Falando sozinho
Tenho um amigo das antigas, ainda quando adolescente ele falava muito, sem trégua, e o assunto era música; aliás, ele é um excelente músico, multi-instrumentista. Mas por falar sempre do mesmo assunto, as pessoas não tinham muita paciência para ouvi-lo. Sempre gostei muito dele, passava horas ouvindo-o e falando, quando sobrava um espaço. Passei anos sem vê-lo e quando, um dia, estava gravando em um estúdio aqui de Belo Horizonte, nos encontramos. Que alegria, que coisa boa revê-lo! Porém, ele estava diferente, mais calado, pouco efusivo, um pouco triste até. Gravou uma guitarra maravilhosa, mas só falou o trivial, nada daquele moço alegre e falador; um pouco estranho; outra pessoa se tornou.
Fiquei pensando sobre o que pode ter causado essa mudança radical. Será apenas o tempo? Amadureceu e se calou? O passar dos anos o tornou um moço triste. Pode ser também que alguma pessoa, dessas totalmente sem alma, o tenha repreendido, dito que falava demais, tenha mandado-o calar a boca; cometido algum tipo de falta de educação ou mesmo violência com ele por ser assim. Não consigo imaginar algo que tenha o poder de converter alguém que possuía uma alma de criança em alguém assim calado e taciturno. Lembro-me de uma vez que ele veio comigo até minha casa, a uma distância de quatro quilômetros só para conversar; chegando, não quis entrar; disse que era só pelo prazer de conversar comigo e se foi.
Eu falo muito. Muito mesmo. Também encontro o silêncio das pessoas como resposta. Adotei o hábito de conversar comigo mesmo; digo conversar porque é realmente uma conversa; não é um monólogo; eu respondo à minha própria conversa; gosto de conversar comigo. Já tive que despistar em algumas situações na rua perto de outras pessoas que me flagraram falando sozinho. Mas não me intimido.
Fico olhando meu neto fazendo isso o tempo todo: conta histórias, xinga, briga, ri alto como se tivesse outro amigo por perto. Vendo isso, penso no que o Mestre Nazareno disse sobre se tornar como uma criança; deve incluir falar sozinho, brincar consigo mesmo; nos xingar quando fazemos alguma besteira e elogiar quando fazemos algo belo.

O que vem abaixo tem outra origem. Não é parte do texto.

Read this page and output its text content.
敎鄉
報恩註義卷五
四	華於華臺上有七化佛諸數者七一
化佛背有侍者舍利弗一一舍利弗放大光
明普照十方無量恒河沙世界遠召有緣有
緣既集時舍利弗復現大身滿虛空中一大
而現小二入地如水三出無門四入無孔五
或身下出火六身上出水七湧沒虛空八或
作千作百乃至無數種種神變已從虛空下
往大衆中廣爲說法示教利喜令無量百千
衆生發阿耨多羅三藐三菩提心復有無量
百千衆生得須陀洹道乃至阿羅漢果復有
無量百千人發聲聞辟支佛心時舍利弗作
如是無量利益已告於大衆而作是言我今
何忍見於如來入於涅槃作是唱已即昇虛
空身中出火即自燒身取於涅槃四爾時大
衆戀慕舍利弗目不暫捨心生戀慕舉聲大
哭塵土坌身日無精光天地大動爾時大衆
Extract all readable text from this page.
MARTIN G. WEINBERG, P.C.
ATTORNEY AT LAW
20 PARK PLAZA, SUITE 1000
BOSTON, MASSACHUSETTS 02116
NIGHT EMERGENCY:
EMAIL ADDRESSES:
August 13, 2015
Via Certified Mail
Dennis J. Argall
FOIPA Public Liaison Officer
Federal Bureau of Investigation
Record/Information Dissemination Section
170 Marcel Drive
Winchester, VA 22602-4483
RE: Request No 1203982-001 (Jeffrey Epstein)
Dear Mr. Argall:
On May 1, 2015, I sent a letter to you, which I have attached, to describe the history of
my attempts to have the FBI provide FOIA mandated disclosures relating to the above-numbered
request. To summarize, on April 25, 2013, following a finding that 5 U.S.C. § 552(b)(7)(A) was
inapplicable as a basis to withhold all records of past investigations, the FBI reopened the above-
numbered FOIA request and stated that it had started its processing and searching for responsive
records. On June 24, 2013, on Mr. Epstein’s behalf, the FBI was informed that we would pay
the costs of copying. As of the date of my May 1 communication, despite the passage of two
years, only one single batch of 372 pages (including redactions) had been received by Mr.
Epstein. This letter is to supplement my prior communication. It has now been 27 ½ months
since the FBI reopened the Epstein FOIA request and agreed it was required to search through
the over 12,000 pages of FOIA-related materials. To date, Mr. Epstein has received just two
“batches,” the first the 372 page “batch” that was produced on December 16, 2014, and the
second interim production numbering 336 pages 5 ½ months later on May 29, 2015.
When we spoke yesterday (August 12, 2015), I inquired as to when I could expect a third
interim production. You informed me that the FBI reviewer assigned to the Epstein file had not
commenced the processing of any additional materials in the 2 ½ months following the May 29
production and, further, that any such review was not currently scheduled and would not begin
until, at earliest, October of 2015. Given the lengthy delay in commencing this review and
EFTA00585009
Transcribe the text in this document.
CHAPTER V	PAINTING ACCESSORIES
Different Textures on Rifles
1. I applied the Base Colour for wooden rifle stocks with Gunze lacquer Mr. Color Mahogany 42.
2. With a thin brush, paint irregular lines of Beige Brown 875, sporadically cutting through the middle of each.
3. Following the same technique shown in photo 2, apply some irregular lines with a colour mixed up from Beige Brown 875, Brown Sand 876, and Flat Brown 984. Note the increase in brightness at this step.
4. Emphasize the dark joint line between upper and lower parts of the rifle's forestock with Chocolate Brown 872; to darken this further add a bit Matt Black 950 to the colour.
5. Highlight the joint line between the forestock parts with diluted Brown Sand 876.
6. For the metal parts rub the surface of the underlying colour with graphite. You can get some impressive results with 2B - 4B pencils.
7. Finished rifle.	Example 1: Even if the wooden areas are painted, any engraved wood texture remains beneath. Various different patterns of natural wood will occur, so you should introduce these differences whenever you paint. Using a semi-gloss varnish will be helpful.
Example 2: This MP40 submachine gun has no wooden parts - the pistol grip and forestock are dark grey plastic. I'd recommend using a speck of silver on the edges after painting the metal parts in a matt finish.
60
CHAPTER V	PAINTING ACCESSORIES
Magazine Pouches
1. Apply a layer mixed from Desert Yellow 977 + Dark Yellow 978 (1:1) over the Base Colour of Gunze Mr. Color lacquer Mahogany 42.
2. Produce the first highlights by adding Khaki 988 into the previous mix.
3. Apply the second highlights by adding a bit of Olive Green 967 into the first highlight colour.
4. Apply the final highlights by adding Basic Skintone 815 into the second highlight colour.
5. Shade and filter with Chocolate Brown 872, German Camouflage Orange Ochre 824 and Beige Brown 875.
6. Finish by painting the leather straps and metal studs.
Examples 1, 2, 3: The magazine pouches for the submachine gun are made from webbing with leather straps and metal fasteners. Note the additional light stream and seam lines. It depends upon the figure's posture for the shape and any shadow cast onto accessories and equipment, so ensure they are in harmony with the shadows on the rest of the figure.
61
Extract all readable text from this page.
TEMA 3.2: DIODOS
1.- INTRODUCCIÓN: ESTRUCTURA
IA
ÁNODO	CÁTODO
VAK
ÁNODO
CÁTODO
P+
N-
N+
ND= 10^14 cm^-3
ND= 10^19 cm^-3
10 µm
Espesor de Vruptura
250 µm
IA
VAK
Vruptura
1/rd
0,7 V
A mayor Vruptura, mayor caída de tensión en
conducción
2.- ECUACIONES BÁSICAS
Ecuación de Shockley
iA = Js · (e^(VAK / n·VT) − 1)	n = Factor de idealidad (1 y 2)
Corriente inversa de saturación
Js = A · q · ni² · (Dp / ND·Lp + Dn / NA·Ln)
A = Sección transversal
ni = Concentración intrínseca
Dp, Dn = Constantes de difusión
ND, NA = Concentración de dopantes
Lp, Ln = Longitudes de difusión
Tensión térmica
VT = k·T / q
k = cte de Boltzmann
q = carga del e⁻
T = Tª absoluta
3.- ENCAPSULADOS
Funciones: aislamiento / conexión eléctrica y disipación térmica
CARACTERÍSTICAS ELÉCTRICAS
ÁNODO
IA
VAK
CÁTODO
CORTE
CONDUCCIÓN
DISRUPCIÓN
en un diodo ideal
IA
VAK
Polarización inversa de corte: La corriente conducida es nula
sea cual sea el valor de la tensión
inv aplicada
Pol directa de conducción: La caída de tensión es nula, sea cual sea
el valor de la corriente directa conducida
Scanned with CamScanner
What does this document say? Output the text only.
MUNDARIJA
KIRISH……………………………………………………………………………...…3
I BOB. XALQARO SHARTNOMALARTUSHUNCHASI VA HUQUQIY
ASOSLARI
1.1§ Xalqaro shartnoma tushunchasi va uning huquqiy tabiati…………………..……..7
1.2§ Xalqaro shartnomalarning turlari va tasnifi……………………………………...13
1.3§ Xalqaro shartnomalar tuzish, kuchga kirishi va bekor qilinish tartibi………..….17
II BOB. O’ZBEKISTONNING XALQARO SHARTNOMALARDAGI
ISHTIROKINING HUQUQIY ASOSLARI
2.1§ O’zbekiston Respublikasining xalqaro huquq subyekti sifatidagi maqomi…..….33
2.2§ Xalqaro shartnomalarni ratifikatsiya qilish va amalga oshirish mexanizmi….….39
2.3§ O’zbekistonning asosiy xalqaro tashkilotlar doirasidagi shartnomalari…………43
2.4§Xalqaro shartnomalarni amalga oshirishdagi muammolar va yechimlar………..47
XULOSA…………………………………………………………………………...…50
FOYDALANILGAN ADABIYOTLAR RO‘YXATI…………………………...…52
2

Gosto muito de pensar em um mundo de esperança onde as pessoas suportem mais umas às outras; se escutem; riam juntas; caminhem de mãos dadas sem restrição onde o bem seja algo em comum; algo a dividir; a espalhar sem acumulação boba; possam dividir o pão e o vinho; se deem por amor e não por querer algo em troca.
Pode parecer maluquice mas te dou um conselho: quando conversar sozinho responda-se.